My love for dance had always been unquestionable. Ask anyone, and they could tell you how I lived and breathed this sport. A certain peace took over me everytime I danced.
But then COVID struck.
Classes were suspended for a while. I stopped practicing five times a week. I stopped scrolling through Instagram pages filled with shiny dresses and videos with ear candy beats.
And for the first time in nine years, I had questioned my love for dance.
It scared the living [expletive] out of me.
Was nine years all for nothing? Was nine years all she wrote? Was I giving up before I had even started? Was my love for dance taken over by something else?
The dancer within me was flatlining. Her heart that had always beaten to a count of eight, was beating to a count of two. The first death of a dancer was dead ahead, drowning in waves of doubt, like water in the eye of a hurricane.
But her heart found its rhythm again and she pulled back to shore. The heart once more was beating to a count of eight. The dancer within me said, “Today is not your day.” Slowly, I gained that love back.
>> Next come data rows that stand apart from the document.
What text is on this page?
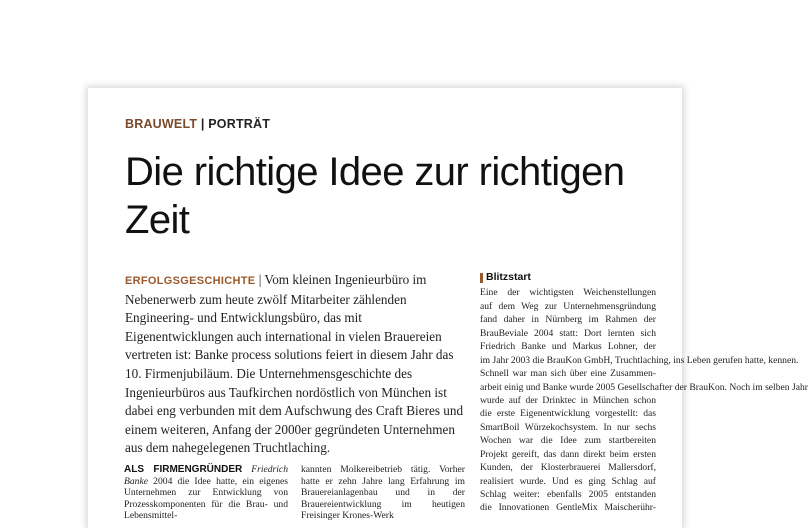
BRAUWELT | PORTRÄT
Die richtige Idee zur richtigen Zeit

ERFOLGSGESCHICHTE | Vom kleinen Ingenieurbüro im Nebenerwerb zum heute zwölf Mitarbeiter zählenden Engineering- und Entwicklungsbüro, das mit Eigenentwicklungen auch international in vielen Brauereien vertreten ist: Banke process solutions feiert in diesem Jahr das 10. Firmenjubiläum. Die Unternehmensgeschichte des Ingenieurbüros aus Taufkirchen nordöstlich von München ist dabei eng verbunden mit dem Aufschwung des Craft Bieres und einem weiteren, Anfang der 2000er gegründeten Unternehmen aus dem nahegelegenen Truchtlaching.

ALS FIRMENGRÜNDER Friedrich Banke 2004 die Idee hatte, ein eigenes Unternehmen zur Entwicklung von Prozesskomponenten für die Brau- und Lebensmittel-

kannten Molkereibetrieb tätig. Vorher hatte er zehn Jahre lang Erfahrung im Brauereianlagenbau und in der Brauereientwicklung im heutigen Freisinger Krones-Werk

Blitzstart
Eine der wichtigsten Weichenstellungen
auf dem Weg zur Unternehmensgründung
fand daher in Nürnberg im Rahmen der
BrauBeviale 2004 statt: Dort lernten sich
Friedrich Banke und Markus Lohner, der
im Jahr 2003 die BrauKon GmbH, Truchtlaching, ins Leben gerufen hatte, kennen.
Schnell war man sich über eine Zusammen-
arbeit einig und Banke wurde 2005 Gesellschafter der BrauKon. Noch im selben Jahr
wurde auf der Drinktec in München schon
die erste Eigenentwicklung vorgestellt: das
SmartBoil Würzekochsystem. In nur sechs
Wochen war die Idee zum startbereiten
Projekt gereift, das dann direkt beim ersten
Kunden, der Klosterbrauerei Mallersdorf,
realisiert wurde. Und es ging Schlag auf
Schlag weiter: ebenfalls 2005 entstanden
die Innovationen GentleMix Maischerühr-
As life adapted to COVID-19 and had a sense of structure, dance did, too. I transitioned from the small square in my basement back to the place that had always been my escape from reality. And soon, dance became one of the very few consistent things in my life in a time where everything was changing by the minute.
I pulled myself back to shore and discovered a stronger love for dance. Stronger than anything before. All I wanted to do was dance. I wasn’t working towards much, because everything was canceled, but cancelations didn’t mean I couldn’t train five times a week. And for the first time in nine years, I danced just for the sake of the fact I loved it. Not because I wanted to recall or move up a level. My purpose was found, and that purpose was to dance.
IV. Surviving the hurricane.
As one year of lockdown approaches, I can’t help but feel hopeful for the future as vaccines roll out and numbers slowly decline. Hopeful for no more broken promises, no more cancelations, hopeful for my life back. The question is, will my wish for normalcy come true? I don’t know. But I can only hope.
The pandemic took a lot from me. Things that I’ll never get back. It almost took my love for dance. Key word: almost.
And while I resent whatever force that created this virus with every fiber of my being, in hindsight, COVID-19 was simultaneously the worst and the best thing that could have happened to me.
The worst is the obvious. But why the best?
For once in my life, I could find myself. I could find what makes me happy and cut out the things that don’t. I found comfort in different kinds of music. I got to spend time with my dog, which I rarely got to do in pre-COVID times.
And when I think back to that MBTI change, I find it somewhat fitting. In a year where everything changed, so did I. Perhaps embracing the natural introvert within me, that I’ve always suppressed to be the life of the party, was the best thing I’ve ever done.
In a weird twisted way, COVID-19 allowed a period of self growth, where I elevated myself to a place where I was truly me. The beauty that lies within growing pains and finding your place in this hectic, ever changing world we live in was something I discovered in a time where my world was flipped upside down.
And as life gradually returns to the way it was before, I feel more ready than ever to make up for lost time, only as someone who is no longer insecure, no longer feels the need to be someone she’s not, someone who has come to love herself for who she is, not for who she wants to be.
I approach this one year mark of lockdown as someone who has found her place, who cannot wait to turn the tassel on her cap, compete at her first Nationals, start the next chapter of her life at college, who cannot wait to become the best pediatric nurse practitioner the world has ever seen. Someone who simply eagerly awaits to show the world what she’s made of.
COVID-19 was the worst hurricane I’ve ever experienced, and it was nothing like Sandy. Instead of washing away the nature around me (and taking my electricity for nearly two weeks), COVID-19 took away memories I’ll never have. But in the process, it washed away the devil that lived on my shoulder who held me back from being me.